Heads will start exploding with this declaration, but it is a fact. Qualified money can be used to fund long-term care. That money, however, will be taxed as ordinary income when it is distributed. Simply, there is no provision in the Internal Revenue Code that allows for tax-free distributions from a qualified retirement plan such as an IRA, 401k, 403b, etc.
HOWEVER – there is an opportunity to turn non-Roth qualified money into a premium source for long-term care insurance premiums. And, with tax season upon us, this might be a good time to consider the opportunity.
Remember there are rules that govern distributions from qualified retirement plans and the premise for using qualified money as a funding source is tied to those rules. Simply, to avoid penalty for premature distribution, we do not want to consider taking money prior to age 591/2 unless it is from an inherited account.
It is all about leveraging dollars. I like to think of this as an extension of the IRA Maximization strategy where we leverage the distribution into premium dollars and recover the monies take by taxes through the benefits of the insurance policy. In this case, we will be using an asset-based long term care solution (Asset Care) rather than a straight life insurance policy.

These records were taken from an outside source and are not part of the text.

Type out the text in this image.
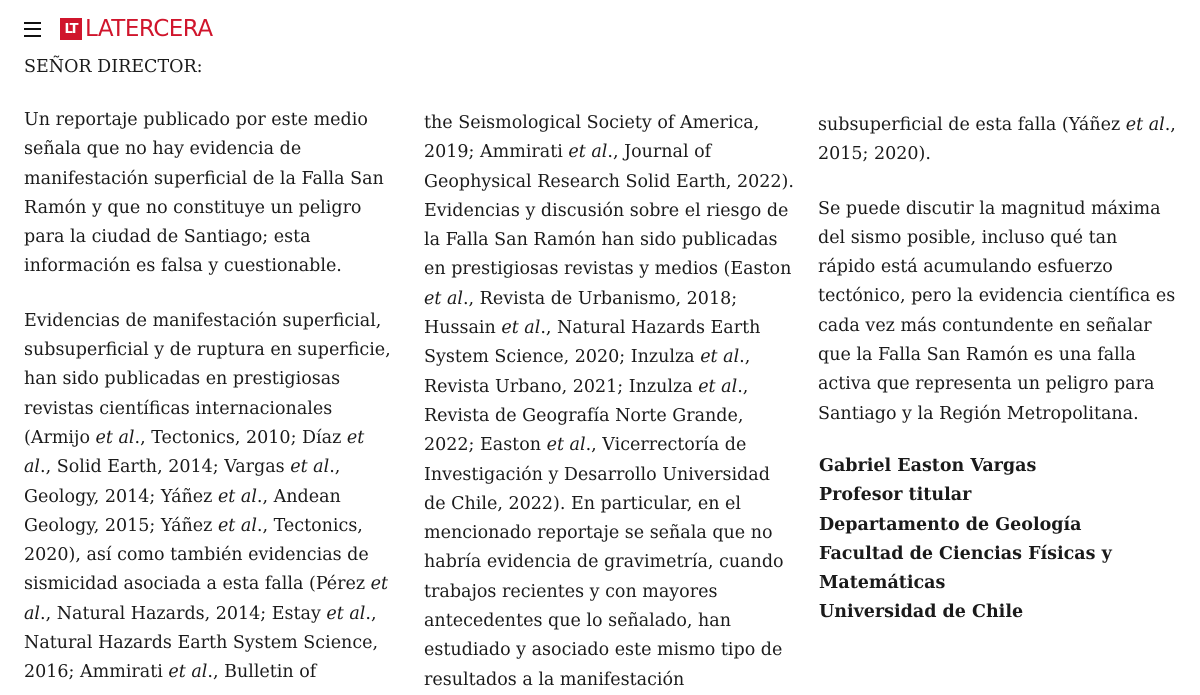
LT LATERCERA
SEÑOR DIRECTOR:

Un reportaje publicado por este medio señala que no hay evidencia de manifestación superficial de la Falla San Ramón y que no constituye un peligro para la ciudad de Santiago; esta información es falsa y cuestionable.

Evidencias de manifestación superficial, subsuperficial y de ruptura en superficie, han sido publicadas en prestigiosas revistas científicas internacionales (Armijo et al., Tectonics, 2010; Díaz et al., Solid Earth, 2014; Vargas et al., Geology, 2014; Yáñez et al., Andean Geology, 2015; Yáñez et al., Tectonics, 2020), así como también evidencias de sismicidad asociada a esta falla (Pérez et al., Natural Hazards, 2014; Estay et al., Natural Hazards Earth System Science, 2016; Ammirati et al., Bulletin of

the Seismological Society of America, 2019; Ammirati et al., Journal of Geophysical Research Solid Earth, 2022). Evidencias y discusión sobre el riesgo de la Falla San Ramón han sido publicadas en prestigiosas revistas y medios (Easton et al., Revista de Urbanismo, 2018; Hussain et al., Natural Hazards Earth System Science, 2020; Inzulza et al., Revista Urbano, 2021; Inzulza et al., Revista de Geografía Norte Grande, 2022; Easton et al., Vicerrectoría de Investigación y Desarrollo Universidad de Chile, 2022). En particular, en el mencionado reportaje se señala que no habría evidencia de gravimetría, cuando trabajos recientes y con mayores antecedentes que lo señalado, han estudiado y asociado este mismo tipo de resultados a la manifestación

subsuperficial de esta falla (Yáñez et al., 2015; 2020).

Se puede discutir la magnitud máxima del sismo posible, incluso qué tan rápido está acumulando esfuerzo tectónico, pero la evidencia científica es cada vez más contundente en señalar que la Falla San Ramón es una falla activa que representa un peligro para Santiago y la Región Metropolitana.

Gabriel Easton Vargas
Profesor titular
Departamento de Geología
Facultad de Ciencias Físicas y
Matemáticas
Universidad de Chile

Here is my self-serving product pitch. OneAmerica Financial is the only carrier that offers a turnkey strategy that allows qualified money to fund an asset-based ltc policy – NO ONE ELSE OFFERS THIS STRATEGY!
Brains will melt over what I just said, but it is a fact. No other carrier offers a simple turnkey solution. Sure, they might suggest writing an annuity and using it to fund their product, but it is not the same simple strategy.
Here is another cool thing about this strategy – both individual and joint Asset Care policies can be funded using this approach. My IRA rollover can fund a joint policy for my wife and me!
And, if I am uninsurable, my IRA rollover can be used to fund her Asset Care policy.
Another opportunity is for nonspousal inherited IRAs where the SECURE Act requires liquidation within 10 years of inheritance.
Consider this – According to the Congressional Research Service, the Federal Reserve’s Financial Accounts of the United States report said that as of December 31, 2022, there were over $37.8 trillion held in US retirement plans and accounts. $26.3 trillion was in employer sponsored plans and $11.5 trillion sat in individual retirement accounts.
That is a boatload of money that needs to flow into the system.
When you are considering funding (premium paying) strategies, do not overlook the qualified money!